A newly opened exhibition at the British Library in London – Georgians Revealed: Life, Style and the Making of Modern Britain – takes an in depth look at the lives of people living in Britain during the Georgian era (roughly the early 1700s to the mid 1800s) and examines whether the Georgians were “tasteful and polite, or riotous and pleasure-obsessed?” Much like people in contemporary British society today, the answer is an fascinating (if ambiguous) “yes.”
Rather than lay down a king-by-king history of the era or pan out across the globe for topical inspiration, the curators behind Georgians Revealed find interest in the rise of the middle classes in numbers and political power. As commercial networks across the Britain and its Empire expanded as never before so did wealth beyond the coffers of a privileged elite and into the hands of merchants and tradesmen. Equally key to the exhibition is the assertion that the foundations of modern popular culture were, in many ways, firmly established during this time.
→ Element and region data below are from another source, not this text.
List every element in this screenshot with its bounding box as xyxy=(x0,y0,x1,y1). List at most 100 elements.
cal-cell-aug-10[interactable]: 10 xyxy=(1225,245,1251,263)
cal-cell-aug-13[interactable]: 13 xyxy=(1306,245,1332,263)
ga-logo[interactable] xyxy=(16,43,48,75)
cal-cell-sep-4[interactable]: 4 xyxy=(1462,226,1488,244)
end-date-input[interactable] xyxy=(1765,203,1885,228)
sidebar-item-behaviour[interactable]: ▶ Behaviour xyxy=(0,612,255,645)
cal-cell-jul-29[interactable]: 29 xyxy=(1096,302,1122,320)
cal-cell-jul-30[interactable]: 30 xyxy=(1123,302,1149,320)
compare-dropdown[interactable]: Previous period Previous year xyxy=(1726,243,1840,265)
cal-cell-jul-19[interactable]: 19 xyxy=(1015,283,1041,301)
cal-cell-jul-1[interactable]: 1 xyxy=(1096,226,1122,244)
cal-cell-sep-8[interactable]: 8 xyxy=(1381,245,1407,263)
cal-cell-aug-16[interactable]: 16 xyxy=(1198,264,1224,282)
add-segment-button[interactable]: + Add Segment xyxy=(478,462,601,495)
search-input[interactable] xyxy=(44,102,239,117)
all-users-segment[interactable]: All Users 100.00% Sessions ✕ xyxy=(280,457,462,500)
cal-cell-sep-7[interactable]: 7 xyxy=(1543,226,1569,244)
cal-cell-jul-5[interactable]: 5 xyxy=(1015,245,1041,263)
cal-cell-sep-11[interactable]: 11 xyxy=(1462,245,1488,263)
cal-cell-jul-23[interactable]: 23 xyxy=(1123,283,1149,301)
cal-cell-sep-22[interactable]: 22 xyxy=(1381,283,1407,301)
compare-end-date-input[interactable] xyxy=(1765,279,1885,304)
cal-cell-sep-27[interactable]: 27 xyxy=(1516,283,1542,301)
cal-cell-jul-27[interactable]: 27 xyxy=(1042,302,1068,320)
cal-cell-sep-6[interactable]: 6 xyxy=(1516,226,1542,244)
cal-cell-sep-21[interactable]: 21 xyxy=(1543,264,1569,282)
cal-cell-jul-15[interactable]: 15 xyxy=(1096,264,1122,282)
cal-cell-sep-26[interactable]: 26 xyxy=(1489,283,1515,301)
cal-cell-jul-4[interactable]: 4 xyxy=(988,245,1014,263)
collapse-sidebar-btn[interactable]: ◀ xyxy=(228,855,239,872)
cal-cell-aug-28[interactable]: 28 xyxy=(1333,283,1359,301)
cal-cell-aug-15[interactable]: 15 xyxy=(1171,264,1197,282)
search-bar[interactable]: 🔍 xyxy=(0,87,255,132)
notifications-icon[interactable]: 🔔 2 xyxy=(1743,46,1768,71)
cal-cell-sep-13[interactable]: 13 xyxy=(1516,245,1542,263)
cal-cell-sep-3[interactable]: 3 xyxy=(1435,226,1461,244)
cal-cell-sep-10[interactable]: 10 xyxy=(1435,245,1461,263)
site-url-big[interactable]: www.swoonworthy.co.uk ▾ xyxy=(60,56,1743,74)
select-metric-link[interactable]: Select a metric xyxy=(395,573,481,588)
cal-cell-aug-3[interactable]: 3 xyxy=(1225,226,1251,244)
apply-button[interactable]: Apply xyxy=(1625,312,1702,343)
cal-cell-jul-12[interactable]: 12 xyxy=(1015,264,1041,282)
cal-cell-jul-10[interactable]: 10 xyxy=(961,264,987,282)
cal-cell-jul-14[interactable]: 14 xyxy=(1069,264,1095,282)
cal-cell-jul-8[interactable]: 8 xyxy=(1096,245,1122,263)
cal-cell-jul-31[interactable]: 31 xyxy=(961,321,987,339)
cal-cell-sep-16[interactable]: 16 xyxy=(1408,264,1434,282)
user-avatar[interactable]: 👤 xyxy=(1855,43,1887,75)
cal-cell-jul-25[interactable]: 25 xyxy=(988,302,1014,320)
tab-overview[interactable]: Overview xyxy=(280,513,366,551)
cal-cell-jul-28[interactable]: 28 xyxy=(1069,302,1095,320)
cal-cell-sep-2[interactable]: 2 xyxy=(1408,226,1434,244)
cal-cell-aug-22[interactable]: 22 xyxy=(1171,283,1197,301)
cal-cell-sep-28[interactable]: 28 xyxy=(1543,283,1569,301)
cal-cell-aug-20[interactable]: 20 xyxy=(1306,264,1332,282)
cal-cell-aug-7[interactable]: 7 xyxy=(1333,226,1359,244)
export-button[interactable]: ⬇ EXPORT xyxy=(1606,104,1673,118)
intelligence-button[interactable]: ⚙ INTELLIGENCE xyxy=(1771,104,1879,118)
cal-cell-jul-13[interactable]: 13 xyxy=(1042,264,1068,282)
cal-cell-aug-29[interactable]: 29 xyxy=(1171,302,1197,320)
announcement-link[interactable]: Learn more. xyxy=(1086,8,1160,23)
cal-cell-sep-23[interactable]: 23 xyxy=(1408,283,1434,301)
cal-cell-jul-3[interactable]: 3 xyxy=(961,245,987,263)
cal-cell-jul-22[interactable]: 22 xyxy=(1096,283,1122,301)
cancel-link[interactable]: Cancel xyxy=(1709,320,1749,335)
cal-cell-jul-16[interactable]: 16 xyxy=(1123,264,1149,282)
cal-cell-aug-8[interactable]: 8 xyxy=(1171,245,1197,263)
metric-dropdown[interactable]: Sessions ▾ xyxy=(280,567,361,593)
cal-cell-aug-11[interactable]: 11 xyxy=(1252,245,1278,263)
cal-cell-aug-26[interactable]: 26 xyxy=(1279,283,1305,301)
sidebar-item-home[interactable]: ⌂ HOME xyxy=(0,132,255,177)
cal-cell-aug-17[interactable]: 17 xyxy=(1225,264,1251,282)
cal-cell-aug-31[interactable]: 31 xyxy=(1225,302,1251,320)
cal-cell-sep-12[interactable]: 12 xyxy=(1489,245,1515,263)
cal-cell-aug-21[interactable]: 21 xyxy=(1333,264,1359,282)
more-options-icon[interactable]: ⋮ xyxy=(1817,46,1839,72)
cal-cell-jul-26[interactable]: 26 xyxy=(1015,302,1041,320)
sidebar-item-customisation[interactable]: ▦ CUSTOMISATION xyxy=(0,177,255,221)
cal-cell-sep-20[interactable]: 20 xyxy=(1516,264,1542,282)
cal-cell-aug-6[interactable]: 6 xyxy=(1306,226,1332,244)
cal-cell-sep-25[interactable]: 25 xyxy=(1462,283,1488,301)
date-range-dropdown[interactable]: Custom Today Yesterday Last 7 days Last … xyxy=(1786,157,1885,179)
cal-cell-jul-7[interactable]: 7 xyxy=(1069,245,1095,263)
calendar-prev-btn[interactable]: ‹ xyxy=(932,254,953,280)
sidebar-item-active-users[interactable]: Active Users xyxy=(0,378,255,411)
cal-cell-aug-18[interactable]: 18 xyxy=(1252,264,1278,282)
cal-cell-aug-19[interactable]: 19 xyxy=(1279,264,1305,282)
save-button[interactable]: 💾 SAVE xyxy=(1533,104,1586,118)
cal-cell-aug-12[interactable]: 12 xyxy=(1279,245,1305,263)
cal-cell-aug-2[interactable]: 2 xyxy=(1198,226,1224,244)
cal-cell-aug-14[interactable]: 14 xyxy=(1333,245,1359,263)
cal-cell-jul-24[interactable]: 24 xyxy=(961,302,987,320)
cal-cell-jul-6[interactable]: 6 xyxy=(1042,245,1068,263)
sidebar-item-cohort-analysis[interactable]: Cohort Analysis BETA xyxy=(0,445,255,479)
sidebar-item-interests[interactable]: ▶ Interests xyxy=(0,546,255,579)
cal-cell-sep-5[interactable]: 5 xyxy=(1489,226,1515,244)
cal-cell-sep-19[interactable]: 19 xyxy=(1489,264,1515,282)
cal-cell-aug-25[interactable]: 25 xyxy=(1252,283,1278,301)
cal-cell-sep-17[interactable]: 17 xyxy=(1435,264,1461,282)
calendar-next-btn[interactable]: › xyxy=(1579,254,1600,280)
These themes are presented via a wide assortment of artefacts and ephemera – from playing cards to mail order catalogues, even what might be an example of the first ever fashion magazine. The show is indeed a revealing one through which to stroll – not just about how folks lived in centuries past but how their values and concerns shaped how we go about our lives today.
Georgians Revealed: Life, Style and the Making of Modern Britain runs until the 11th of March 2014 in the Paccar Gallery of the British Library.
The library is free to visit but tickets for the exhibition cost £9 (about $15) for adults, £7 for seniors and £5 for students with valid ID. Under 18s are admitted for free and other concessions are available.
Opening hours are Monday to Friday from 10 a.m. to 6 p.m. (8 p.m on Tuesdays); Saturday from 10 a.m. to 5 p.m. and Sunday from 11 a.m. to 5 p.m.
The library is located at 96 Euston Road, NW1 2DB. The nearest London Underground station is at King’s Cross St Pancras but Euston station is nearby as well.